In an old problem, you are given 12 coins that are identical except that one of them is slightly heavier or lighter than the other coins. You are also given a balance that can be used to compare the weights of two coins or two sets of coins. Using the balance just three times, can you determine which coin’s weight is different, and whether it is heavier or lighter than the other coins?

According to Wikipedia’s “Balance Puzzle” article, this puzzle has been around since 1945. There are different ways to solve it, but some of the methods are cumbersome to describe, involving flow charts and choosing weighings that depend on the results of previous weighings. When I first encountered this puzzle, I worked out a solution in which three pre-planned weighings would always yield the answer. I reasoned that there are 24 possible answers to the puzzle: 12 coins x 2 ways the odd coin may be different (i.e., heavier or lighter). One weighing can have three possible outcomes: the left side of the balance is heavier (call this result L), neither side is heavier (=), or the right side is heavier (R). A series of three weighings can therefore have 3x3x3 = 27 possible outcomes, such as LLR, L=L, RR=, etc. Since this is more than the number of possible answers, it seemed to me that I might be able to assign each of the 12 coins to a unique set of locations for the three weighings—locations being the left side of the balance, the right side of the balance, or off the balance.

(Others have come up with this solution as well. I don’t claim to have been the first, but I had not seen this solution when I first saw the puzzle.)
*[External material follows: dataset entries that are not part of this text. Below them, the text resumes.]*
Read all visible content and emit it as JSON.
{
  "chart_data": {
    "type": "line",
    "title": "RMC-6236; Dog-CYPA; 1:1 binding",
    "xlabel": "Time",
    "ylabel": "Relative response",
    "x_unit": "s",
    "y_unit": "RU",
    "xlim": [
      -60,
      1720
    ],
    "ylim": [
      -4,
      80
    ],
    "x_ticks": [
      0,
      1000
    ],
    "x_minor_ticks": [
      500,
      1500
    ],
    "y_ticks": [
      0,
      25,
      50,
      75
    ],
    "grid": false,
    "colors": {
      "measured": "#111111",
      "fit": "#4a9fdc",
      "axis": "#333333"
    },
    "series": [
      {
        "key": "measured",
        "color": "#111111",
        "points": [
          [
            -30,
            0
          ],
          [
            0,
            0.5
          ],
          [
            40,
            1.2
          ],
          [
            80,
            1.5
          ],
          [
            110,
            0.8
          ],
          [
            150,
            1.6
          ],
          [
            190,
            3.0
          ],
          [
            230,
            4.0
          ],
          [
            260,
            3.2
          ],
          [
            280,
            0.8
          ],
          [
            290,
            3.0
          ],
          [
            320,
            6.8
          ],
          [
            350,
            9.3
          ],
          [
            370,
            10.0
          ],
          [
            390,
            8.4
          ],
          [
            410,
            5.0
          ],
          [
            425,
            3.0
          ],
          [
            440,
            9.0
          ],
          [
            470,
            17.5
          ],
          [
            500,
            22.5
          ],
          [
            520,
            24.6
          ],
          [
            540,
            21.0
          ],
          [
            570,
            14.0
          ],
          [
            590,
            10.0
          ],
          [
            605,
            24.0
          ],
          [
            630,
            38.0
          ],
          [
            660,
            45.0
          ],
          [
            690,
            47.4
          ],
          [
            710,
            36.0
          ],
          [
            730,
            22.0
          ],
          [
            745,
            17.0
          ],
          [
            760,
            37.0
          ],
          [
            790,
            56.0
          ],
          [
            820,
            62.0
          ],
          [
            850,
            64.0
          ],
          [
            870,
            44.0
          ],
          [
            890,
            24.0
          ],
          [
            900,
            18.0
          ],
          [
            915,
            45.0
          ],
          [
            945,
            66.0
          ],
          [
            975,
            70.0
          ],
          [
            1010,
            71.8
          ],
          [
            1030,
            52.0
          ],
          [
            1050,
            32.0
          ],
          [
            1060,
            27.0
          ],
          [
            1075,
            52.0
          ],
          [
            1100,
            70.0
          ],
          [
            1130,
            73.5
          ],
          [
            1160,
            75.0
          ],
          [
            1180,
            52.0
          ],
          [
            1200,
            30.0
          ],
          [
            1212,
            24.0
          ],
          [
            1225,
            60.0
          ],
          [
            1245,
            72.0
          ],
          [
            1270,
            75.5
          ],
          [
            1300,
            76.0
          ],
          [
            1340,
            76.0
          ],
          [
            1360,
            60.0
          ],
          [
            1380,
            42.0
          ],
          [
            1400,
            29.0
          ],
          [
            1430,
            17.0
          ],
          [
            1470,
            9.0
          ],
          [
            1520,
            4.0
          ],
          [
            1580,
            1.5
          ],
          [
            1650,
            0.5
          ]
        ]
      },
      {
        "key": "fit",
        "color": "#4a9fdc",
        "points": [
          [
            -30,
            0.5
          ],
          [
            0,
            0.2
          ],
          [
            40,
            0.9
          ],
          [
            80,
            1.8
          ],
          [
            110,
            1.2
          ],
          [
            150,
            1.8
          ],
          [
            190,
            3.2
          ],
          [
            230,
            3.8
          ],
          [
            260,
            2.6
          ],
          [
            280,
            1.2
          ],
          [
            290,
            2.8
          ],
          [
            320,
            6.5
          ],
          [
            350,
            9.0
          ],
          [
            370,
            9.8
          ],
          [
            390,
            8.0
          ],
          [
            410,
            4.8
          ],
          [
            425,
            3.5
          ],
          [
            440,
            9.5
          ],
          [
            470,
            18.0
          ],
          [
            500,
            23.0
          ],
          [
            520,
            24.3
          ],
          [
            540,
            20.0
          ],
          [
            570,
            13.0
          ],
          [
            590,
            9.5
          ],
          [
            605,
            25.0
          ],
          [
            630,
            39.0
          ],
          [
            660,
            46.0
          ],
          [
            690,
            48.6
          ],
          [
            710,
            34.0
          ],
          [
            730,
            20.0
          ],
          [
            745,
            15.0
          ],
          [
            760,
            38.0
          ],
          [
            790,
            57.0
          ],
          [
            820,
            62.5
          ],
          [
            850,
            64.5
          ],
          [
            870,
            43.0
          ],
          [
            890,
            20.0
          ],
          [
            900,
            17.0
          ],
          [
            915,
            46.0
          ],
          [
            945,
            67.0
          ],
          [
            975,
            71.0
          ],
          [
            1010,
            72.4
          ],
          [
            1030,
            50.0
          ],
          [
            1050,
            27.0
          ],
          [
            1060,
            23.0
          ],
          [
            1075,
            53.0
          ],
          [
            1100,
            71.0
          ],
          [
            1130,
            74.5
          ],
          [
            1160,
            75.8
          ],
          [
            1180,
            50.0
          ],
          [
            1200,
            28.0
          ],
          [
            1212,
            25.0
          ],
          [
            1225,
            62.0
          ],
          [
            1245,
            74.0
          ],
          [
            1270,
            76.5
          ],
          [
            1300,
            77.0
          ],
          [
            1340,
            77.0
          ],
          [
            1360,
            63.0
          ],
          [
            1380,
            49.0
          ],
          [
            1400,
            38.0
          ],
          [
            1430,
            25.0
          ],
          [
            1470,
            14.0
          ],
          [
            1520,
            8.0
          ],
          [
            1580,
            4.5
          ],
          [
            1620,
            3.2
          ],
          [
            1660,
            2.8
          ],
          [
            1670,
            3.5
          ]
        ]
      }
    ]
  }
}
I made a list of all 27 outcomes and crossed off === (all three weighings balancing), since that might help identify the coin that is different but would not indicate whether the coin was heavier or lighter. My next insight was that the remaining 26 outcomes could be paired into 13 sets of opposite outcomes such as LLL and RRR, or RL= and LR=. Either one of a pair of opposite outcomes will identify the same coin as being different, but one will mean the coin is heavy and the other that the coin is light. For example, if we have one (and only one) coin that is on the left side of the balance in all three weighings, the result LLL means that it is the heavy coin while the result RRR means that it is the light coin.

Here is the full list of possible outcomes, paired up:

LLL RRR

LLR RRL

LRL RLR

LRR RLL

LL= RR=

LR= RL=

L=L R=R

L=R R=L

=LR =RL

=LL =RR

L== R==

=L= =R=

==L ==R

How many coins should take part in each weighing? If we draw two rectangles side by side to contain the coins that will be weighed in the first weighing, and two more rectangles under each of them to represent coins in the next two weighings, the answer soon becomes apparent. Number the coins 1 through 12. Choose a pair of opposite outcomes, such as LLR and RRL, for coin 1. For these outcomes to correspond to coin 1 being heavier or lighter, coin 1 must appear either (i) on the left balance in weighings one and two, and the right balance in weighing three, or (ii) on the right balance in weighings one and two, and the left balance in weighing three. Either way will work fine, and either way will mean writing the number 1 into three of the six rectangles. Similarly, if we assign the outcomes L== and R== to coin 10, we write 10 into the rectangle representing either the left side or the right side of the scale’s first weighing, and nowhere else. Looking at all 13 possible pairs of outcomes, and considering that we will only be using 12 of them, we can see that the either 24, 25, or 26 numbers will be entered into the rectangles, depending on which outcome pair we omit. Clearly 25 cannot be right, since at least one weighing would be between unequal numbers of coins, which would yield a worthless result. Could we have one weighing of five coins against five, and two other weighings of four against four, for a total of 26? No, because there are only nine coins that can have an outcome requiring them to be present in each particular weighing, and so it is not possible to have five coins on each side of the balance.

Therefore, we must fill each rectangle with four numbers to reach the total of 24, which means that the outcome pair we omit must be one of the first four (those with no equals signs among the outcomes). Suppose we eliminate the first outcome pair (LLL RRR) and assign the next 12 outcome pairs in order to coins 1 through 12.

Put coin 1 on the left, left, and right sides of the balance for the three weighings, in that order. (It could instead be put on the right, right, and left sides.) Put coin 2 on the left, right, and left sides. And so on. If one side of a balance is filled up, choose the member of the outcome pair that puts the coin on the other side of the balance.

Here’s is one way the coins might be assigned to the weighings to yield a unique answer no matter what the results of the three weighings:

1. LLR RRL

2: LRL RLR

3: LRR RLL

4: LL= RR=

5: LR= RL=

6: L=L R=R

7: L=R R=L

8: =LR =RL

9: =LL =RR

10: L== R==

11: =L= =R=

12: ==L ==R

First weighing

1,2,3,4 vs. 5,6,7,10

Second weighing

1,4,5,11 vs. 2,3,8,9

Third weighing

2,7,8,12 vs. 1,3,6,9

Each set of weighing results determines a unique answer. E.g., if the scale balances =LR (equal, left side heavier, right side heavier), in that order, then coin 8 is the odd one out, and is light.